Attackers are actively scanning for enterprise servers running vulnerable Microsoft SharePoint versions that are easily exploitable with a single HTTP request to remotely run arbitrary code, security researchers warn.

A patch for the vulnerability was issued by Microsoft in February this year but administrators have been slow to deploy the fix.
Opensecurity.global reasearcher Kevin Beaumont added support for the SharePoint vulnerability in his worldwide network of honeypots, and observed multiple attacks very quickly.
A significant number of enterprise SharePoint servers remain exposed to the vulnerability that is actively exploited in the wild, Beaumont cautioned.
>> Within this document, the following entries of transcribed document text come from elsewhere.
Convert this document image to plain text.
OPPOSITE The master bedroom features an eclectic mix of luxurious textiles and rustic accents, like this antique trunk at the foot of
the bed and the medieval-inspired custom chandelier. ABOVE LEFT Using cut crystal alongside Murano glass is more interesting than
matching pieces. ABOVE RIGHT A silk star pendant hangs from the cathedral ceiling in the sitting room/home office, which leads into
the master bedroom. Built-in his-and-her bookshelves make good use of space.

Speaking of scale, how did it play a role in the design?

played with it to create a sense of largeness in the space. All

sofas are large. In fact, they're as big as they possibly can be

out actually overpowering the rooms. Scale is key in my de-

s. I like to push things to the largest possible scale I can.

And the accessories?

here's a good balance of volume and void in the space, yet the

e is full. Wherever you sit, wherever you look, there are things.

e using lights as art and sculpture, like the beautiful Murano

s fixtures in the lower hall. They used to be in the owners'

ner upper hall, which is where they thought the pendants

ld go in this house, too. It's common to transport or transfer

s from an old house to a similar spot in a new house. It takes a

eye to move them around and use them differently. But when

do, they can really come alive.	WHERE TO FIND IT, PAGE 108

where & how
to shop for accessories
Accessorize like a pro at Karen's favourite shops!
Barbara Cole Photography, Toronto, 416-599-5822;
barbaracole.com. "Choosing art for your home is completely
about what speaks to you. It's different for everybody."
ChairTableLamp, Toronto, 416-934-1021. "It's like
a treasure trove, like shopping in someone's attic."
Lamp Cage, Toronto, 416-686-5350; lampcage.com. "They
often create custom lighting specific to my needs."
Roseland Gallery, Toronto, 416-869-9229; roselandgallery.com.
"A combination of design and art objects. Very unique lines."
The seriousness of the flaw may have been underestimated as Beaumont says it requires no authentication on vulnerable systems, and should have a high Common Vulnerabilities Scoring System (CVSS) rating of 9.8.
Pretty good example here of CVE-2019-0604, it's a single HTTP request -> code execution on vulnerable systems. https://t.co/w9X6eGsGsF
— Kevin Beaumont (@GossiTheDog) December 10, 2019
Microsoft warned in February that the critical bug exists in multiple variants of SharePoint Server, with no mitigations or workaround being available.
Security vendor AT&T's AlienLabs found several attempts at exploiting the bug, including planting malware and spyware by nation-state sponsored actors with attacks ongoing since May.
By uploading specially crafted SharePoint application package, attackers can take advantage of the unpatched servers not verifying source markup, to run arbitrary code.